Nicola Tallis tells the story of a Tudor love triangle
The atmosphere within the queen’s apartments at the Palace of Whitehall was icily cold when, in late 1579, Lettice Knollys stood before Elizabeth I. The queen raged at the woman in front of her in no uncertain terms. “As but one sun lightened the Earth, she would have but one queen in England,” Elizabeth seethed, before reputedly boxing Lettice’s ears and banishing her from court.

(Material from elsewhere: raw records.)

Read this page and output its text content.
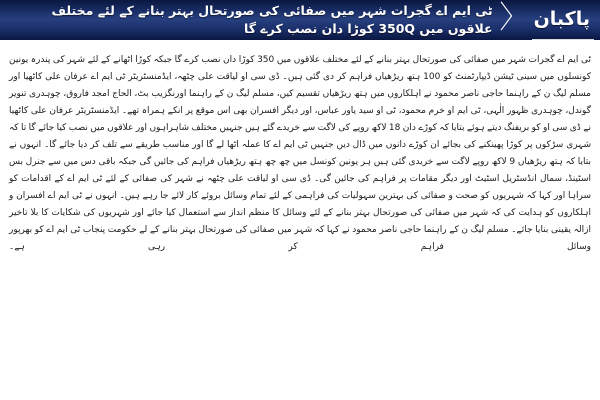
پاکبان
〈
ٹی ایم اے گجرات شہر میں صفائی کی صورتحال بہتر بنانے کے لئے مختلف علاقوں میں 350Q کوڑا دان نصب کرے گا

ٹی ایم اے گجرات شہر میں صفائی کی صورتحال بہتر بنانے کے لئے مختلف علاقوں میں 350 کوڑا دان نصب کرے گا جبکہ کوڑا اٹھانے کے لئے شہر کی پندرہ یونین کونسلوں میں سینی ٹیشن ڈیپارٹمنٹ کو 100 ہتھ ریڑھیاں فراہم کر دی گئی ہیں۔ ڈی سی او لیاقت علی چٹھہ، ایڈمنسٹریٹر ٹی ایم اے عرفان علی کاٹھیا اور مسلم لیگ ن کے راہنما حاجی ناصر محمود نے اہلکاروں میں ہتھ ریڑھیاں تقسیم کیں، مسلم لیگ ن کے راہنما اورنگزیب بٹ، الحاج امجد فاروق، چوہدری تنویر گوندل، چوہدری ظہور الٰہی، ٹی ایم او خرم محمود، ٹی او سید یاور عباس، اور دیگر افسران بھی اس موقع پر انکے ہمراہ تھے۔ ایڈمنسٹریٹر عرفان علی کاٹھیا نے ڈی سی او کو بریفنگ دیتے ہوئے بتایا کہ کوڑے دان 18 لاکھ روپے کی لاگت سے خریدے گئے ہیں جنہیں مختلف شاہراہوں اور علاقوں میں نصب کیا جائے گا تا کہ شہری سڑکوں پر کوڑا پھینکنے کی بجائے ان کوڑے دانوں میں ڈال دیں جنہیں ٹی ایم اے کا عملہ اٹھا لے گا اور مناسب طریقے سے تلف کر دیا جائے گا۔ انہوں نے بتایا کہ ہتھ ریڑھیاں 9 لاکھ روپے لاگت سے خریدی گئی ہیں ہر یونین کونسل میں چھ چھ ہتھ ریڑھیاں فراہم کی جائیں گی جبکہ باقی دس میں سے جنرل بس اسٹینڈ، سمال انڈسٹریل اسٹیٹ اور دیگر مقامات پر فراہم کی جائیں گی۔ ڈی سی او لیاقت علی چٹھہ نے شہر کی صفائی کے لئے ٹی ایم اے کے اقدامات کو سراہا اور کہا کہ شہریوں کو صحت و صفائی کی بہترین سہولیات کی فراہمی کے لئے تمام وسائل بروئے کار لائے جا رہے ہیں۔ انہوں نے ٹی ایم اے افسران و اہلکاروں کو ہدایت کی کہ شہر میں صفائی کی صورتحال بہتر بنانے کے لئے وسائل کا منظم انداز سے استعمال کیا جائے اور شہریوں کی شکایات کا بلا تاخیر ازالہ یقینی بنایا جائے۔ مسلم لیگ ن کے راہنما حاجی ناصر محمود نے کہا کہ شہر میں صفائی کی صورتحال بہتر بنانے کے لے حکومت پنجاب ٹی ایم اے کو بھرپور وسائل فراہم کر رہی ہے۔
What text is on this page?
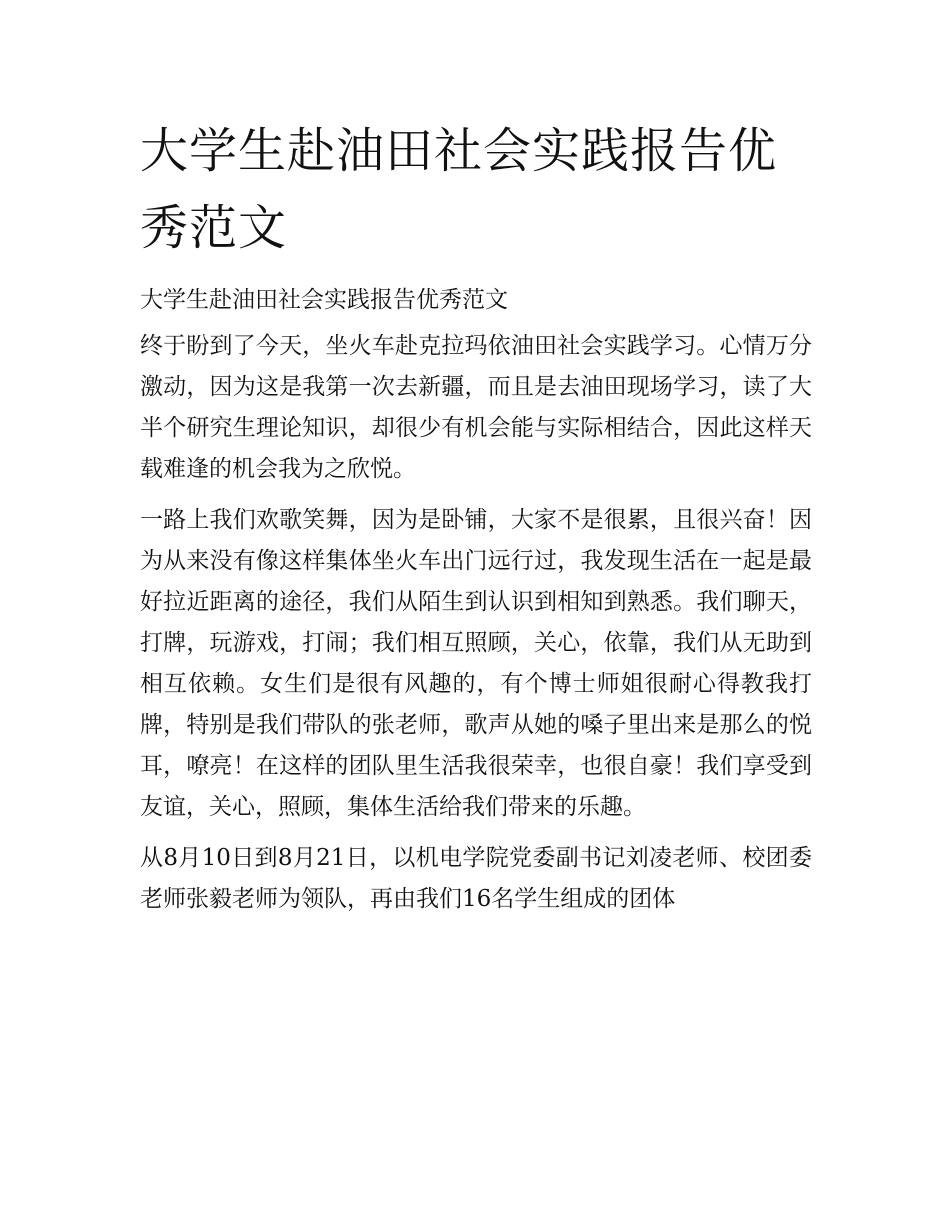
大学生赴油田社会实践报告优秀范文

大学生赴油田社会实践报告优秀范文

终于盼到了今天，坐火车赴克拉玛依油田社会实践学习。心情万分激动，因为这是我第一次去新疆，而且是去油田现场学习，读了大半个研究生理论知识，却很少有机会能与实际相结合，因此这样天载难逢的机会我为之欣悦。

一路上我们欢歌笑舞，因为是卧铺，大家不是很累，且很兴奋！因为从来没有像这样集体坐火车出门远行过，我发现生活在一起是最好拉近距离的途径，我们从陌生到认识到相知到熟悉。我们聊天，打牌，玩游戏，打闹；我们相互照顾，关心，依靠，我们从无助到相互依赖。女生们是很有风趣的，有个博士师姐很耐心得教我打牌，特别是我们带队的张老师，歌声从她的嗓子里出来是那么的悦耳，嘹亮！在这样的团队里生活我很荣幸，也很自豪！我们享受到友谊，关心，照顾，集体生活给我们带来的乐趣。

从8月10日到8月21日，以机电学院党委副书记刘凌老师、校团委老师张毅老师为领队，再由我们16名学生组成的团体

What could Lettice have possibly done to provoke such a volcanic reaction? She had entered into a secret marriage without the queen’s consent – reason enough to provoke royal outrage. But what really fanned the flames of Elizabeth’s fury was the identity of the groom: Lettice’s husband was none other than the queen’s favourite and one time suitor, Robert Dudley. It was a betrayal that Elizabeth would never forgive.
“They say she is in love with Lord Robert and never lets him leave her.” So wrote the Spanish ambassador, the Count de Feria, two decades earlier in 1559, of the blossoming relationship between Elizabeth I and Robert Dudley. Nor was de Feria alone in his belief that matters were far from platonic between the queen and Dudley, and scandalous gossip about the pair began to circulate soon after Elizabeth’s accession the previous year.
De Feria had heard that “Her Majesty visits him in his chamber day and night”. Dudley was already married to Amy Robsart, but this did nothing to quell the rumours, and when Amy died in mysterious circumstances (she was found dead at the bottom of a flight of stairs) in September 1560, it was whispered that Dudley had ordered her murder in order to free himself to marry the queen.
Elizabeth had known Dudley since childhood, and from the beginning of her reign she showed him great favour. He was created her Master of the Horse, and in 1564 she granted him the title of Earl of Leicester. Their behaviour raised eyebrows, and although Elizabeth would later swear that nothing improper had ever passed between them, one thing is certain: Dudley was more than her favourite, and her relationship with him was arguably the most important of her life.
Handsome, clever and ambitious, it was little wonder that Dudley caught the queen’s eye. She herself was a tall, slim and fiercely intelligent woman – one described by the Venetian ambassador as “comely rather than handsome”.
When she ascended the throne, Elizabeth – scarred by her mother, Anne Boleyn’s tragic fate – publicly declared her intention to remain unmarried and a virgin. This was of little matter to the queen’s advisors, and no sooner had she taken her seat on the throne than the pressure on her began to mount: few people really believed that Elizabeth intended to remain single, and it was expected that she would marry in order to produce an heir.